Paleolinguistics

Paleolinguistics is a term used by some linguists for the study of the distant human past by linguistic means. For most historical linguists there is no separate field of paleolinguistics. Those who use the term are generally advocates of hypotheses not generally accepted by mainstream historical linguists, a group colloquially referred to as "long-rangers".

The controversial hypotheses in question fall into two categories. Some of them involve the application of standard historical linguistic methodology in ways that raise doubts as to the validity of the hypothesis. A good example of this sort is the Moscow school of Nostraticists, founded by Vladislav Illich-Svitych and including Aharon Dolgopolsky, Sergei Starostin, and Vitaly Shevoroshkin, who have argued for the existence of Nostratic, a language family including the Indo-European, Afro-Asiatic, Altaic, Dravidian, and Kartvelian language families and sometimes other languages. They have established regular phonological correspondences, observed morphological similarities, and reconstructed a proto-language in accordance with the accepted methodology. Nostratic is not generally accepted because critics have doubts about the specifics of the correspondences and reconstruction.

Other hypotheses are controversial because the methods used to support them are considered by mainstream historical linguists to be invalid in principle. Into this category fall proposals based on mass lexical comparison, a technique in which relationships are considered to be established by the presentation of sets of words dubbed etymologies in which the forms are perceived as resembling each other in sound and meaning, without establishing phonological correspondences or carrying out a reconstruction. Prominent examples are the work of Joseph Greenberg and Merritt Ruhlen.
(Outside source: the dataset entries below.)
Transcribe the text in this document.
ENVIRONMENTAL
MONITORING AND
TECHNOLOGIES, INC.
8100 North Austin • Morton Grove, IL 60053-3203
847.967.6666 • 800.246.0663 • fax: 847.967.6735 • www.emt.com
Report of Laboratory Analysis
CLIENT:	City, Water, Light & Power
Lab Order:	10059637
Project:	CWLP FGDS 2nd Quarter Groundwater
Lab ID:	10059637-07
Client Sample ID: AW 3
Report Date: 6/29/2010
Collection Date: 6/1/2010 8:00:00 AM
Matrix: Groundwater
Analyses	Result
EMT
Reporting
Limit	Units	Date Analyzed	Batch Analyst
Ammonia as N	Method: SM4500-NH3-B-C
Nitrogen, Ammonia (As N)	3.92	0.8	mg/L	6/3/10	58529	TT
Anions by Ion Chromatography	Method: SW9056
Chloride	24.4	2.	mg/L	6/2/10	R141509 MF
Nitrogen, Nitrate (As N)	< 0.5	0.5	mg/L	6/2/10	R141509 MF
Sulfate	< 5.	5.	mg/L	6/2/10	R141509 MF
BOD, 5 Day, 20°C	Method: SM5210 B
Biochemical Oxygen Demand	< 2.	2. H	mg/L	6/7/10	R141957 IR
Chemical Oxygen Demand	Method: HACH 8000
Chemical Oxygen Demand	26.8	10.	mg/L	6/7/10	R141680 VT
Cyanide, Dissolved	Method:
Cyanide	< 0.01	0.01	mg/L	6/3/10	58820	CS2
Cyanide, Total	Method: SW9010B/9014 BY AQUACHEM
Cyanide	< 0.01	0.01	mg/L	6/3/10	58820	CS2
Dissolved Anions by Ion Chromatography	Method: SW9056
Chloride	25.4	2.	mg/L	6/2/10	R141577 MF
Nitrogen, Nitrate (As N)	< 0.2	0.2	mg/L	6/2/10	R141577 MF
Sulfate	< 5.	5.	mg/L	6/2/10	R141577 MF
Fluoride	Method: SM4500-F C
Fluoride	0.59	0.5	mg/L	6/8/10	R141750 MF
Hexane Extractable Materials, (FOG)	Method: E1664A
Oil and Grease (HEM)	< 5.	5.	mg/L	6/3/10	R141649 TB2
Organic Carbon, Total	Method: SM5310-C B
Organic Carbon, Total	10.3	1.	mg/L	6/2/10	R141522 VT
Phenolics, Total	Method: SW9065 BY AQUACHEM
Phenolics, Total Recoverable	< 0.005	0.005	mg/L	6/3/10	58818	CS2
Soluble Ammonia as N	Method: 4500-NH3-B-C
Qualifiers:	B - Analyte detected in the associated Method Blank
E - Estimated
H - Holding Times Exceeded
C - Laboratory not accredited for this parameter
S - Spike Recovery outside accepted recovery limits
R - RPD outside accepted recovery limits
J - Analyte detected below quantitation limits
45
Many linguists regard this method as unable to distinguish chance similarities from those that must be due to a historical connection and unable to distinguish similarities due to common descent from those due to language contact.

Some others who may be considered 'paleolinguists' due to their advocacy of controversial, deep hypotheses are: John Bengtson, Knut Bergsland, Derek Bickerton, Václav Blažek, Robert Caldwell, Matthias Castrén, Björn Collinder, Albert Cuny, Igor Diakonov, Vladimir Dybo, Harold Fleming, Eugene Helimski, Otto Jespersen, Frederik Kortlandt, Samuel E. Martin, Roy Andrew Miller, Hermann Möller, Susumu Ōno, Holger Pedersen, Alexis Manaster Ramer, G.J. Ramstedt, Rasmus Rask, Jochem Schindler, Wilhelm Schmidt, Georgiy Starostin, Morris Swadesh, Henry Sweet, Vilhelm Thomsen, Vladimir N. Toporov, Alfredo Trombetti, C.C. Uhlenbeck.

An entirely different point of view underlies Mario Alinei's Paleolithic Continuity Theory, which is based on the doctrine of polygenism rather than that of monogenesis.